In his lawsuit, McConnell said he spent three years raising many of the same concerns uncovered by the state auditor, only to be ignored by Stewart and other top KEMI officials, frozen out of day-to-day business decisions and finally fired. McConnell is asking for unspecified financial damages and protection under the Kentucky Whistleblower Act.
By firing McConnell just ahead of the state auditor’s report, Stewart both unfairly punished him and prevented him from telling the Board of Directors what he uncovered, McConnell said in his suit, filed in August in Fayette Circuit Court.
McConnell joined KEMI in 1999 and worked his way up through the internal audit division.
In his suit, McConnell said he repeatedly tried to report many problems he uncovered inside the agency.
Apart from Stewart’s sexual remarks, which he reported to the human resources director, McConnell said, he also:
▪ criticized the performance of several employees in the business development and marketing departments who did little work but received “substantial salaries,” one of whom was a close, personal friend of Stewart’s;
▪ questioned KEMI spending on golf tournaments, sporting events and a hunting trip, all apparently intended for the enjoyment of Stewart and other top KEMI officials;
▪ asked why those same KEMI officials watched golf games during the day when they should have been working;
▪ urged KEMI leaders to stop paying for liquor as a business expense;
▪ and requested more information on Stewart’s decision in 2017 to switch a KEMI contract for credit card transactions to a new vendor, a company owned by a college friend of his son.
KEMI ratepayers suffered because of the way Stewart ran the agency, McConnell said. In particular, top KEMI officials showed an obsession with golf that distracted them from their duties, he said.
“There was no reliable indication that the expenses incurred for its sponsorship of numerous golf tournaments and sponsorship of select staff to participate in numerous golf tournaments resulted in any business development or benefit to KEMI’s policyholders,” McConnell said.

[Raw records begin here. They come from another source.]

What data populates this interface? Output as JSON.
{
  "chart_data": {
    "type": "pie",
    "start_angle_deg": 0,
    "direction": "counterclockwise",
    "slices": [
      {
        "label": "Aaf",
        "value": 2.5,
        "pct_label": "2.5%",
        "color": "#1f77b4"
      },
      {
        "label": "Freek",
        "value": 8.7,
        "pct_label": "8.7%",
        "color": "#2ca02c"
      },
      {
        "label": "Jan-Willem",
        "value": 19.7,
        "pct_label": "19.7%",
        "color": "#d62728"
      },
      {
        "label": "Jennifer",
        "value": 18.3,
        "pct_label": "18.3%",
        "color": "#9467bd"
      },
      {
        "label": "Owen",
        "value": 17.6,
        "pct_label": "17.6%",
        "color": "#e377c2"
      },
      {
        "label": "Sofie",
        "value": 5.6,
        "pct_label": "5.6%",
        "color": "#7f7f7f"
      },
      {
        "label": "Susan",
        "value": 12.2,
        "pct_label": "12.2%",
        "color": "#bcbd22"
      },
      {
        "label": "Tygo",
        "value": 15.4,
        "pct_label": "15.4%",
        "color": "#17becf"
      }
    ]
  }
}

Furthermore, he added, “there was resentment among KEMI employees who did not participate in the ‘golf culture’ and golf tournaments, which negatively effected employee morale and productivity.”
In its motion to dismiss McConnell’s suit, KEMI said that he was fired because he lacked the financial expertise necessary to do his job, sometimes requiring other people, including Stewart, to perform some of his duties. KEMI denied that his firing was a reprisal for raising any concerns about wrongdoing within the agency.
KEMI also said McConnell should not be eligible for protection under the Kentucky Whistleblower Act. Among the several reasons it cited, it denied that it is a public employer, as the law requires for whistleblower status, because KEMI does not receive governmental funding. Also, KEMI said, McConnell’s allegations do not involve the fraudulent use of public funds, another requirement.
“Even the offensive comments McConnell claims the CEO made about women do not constitute an actual or suspected violation of the law,” KEMI said in its motion.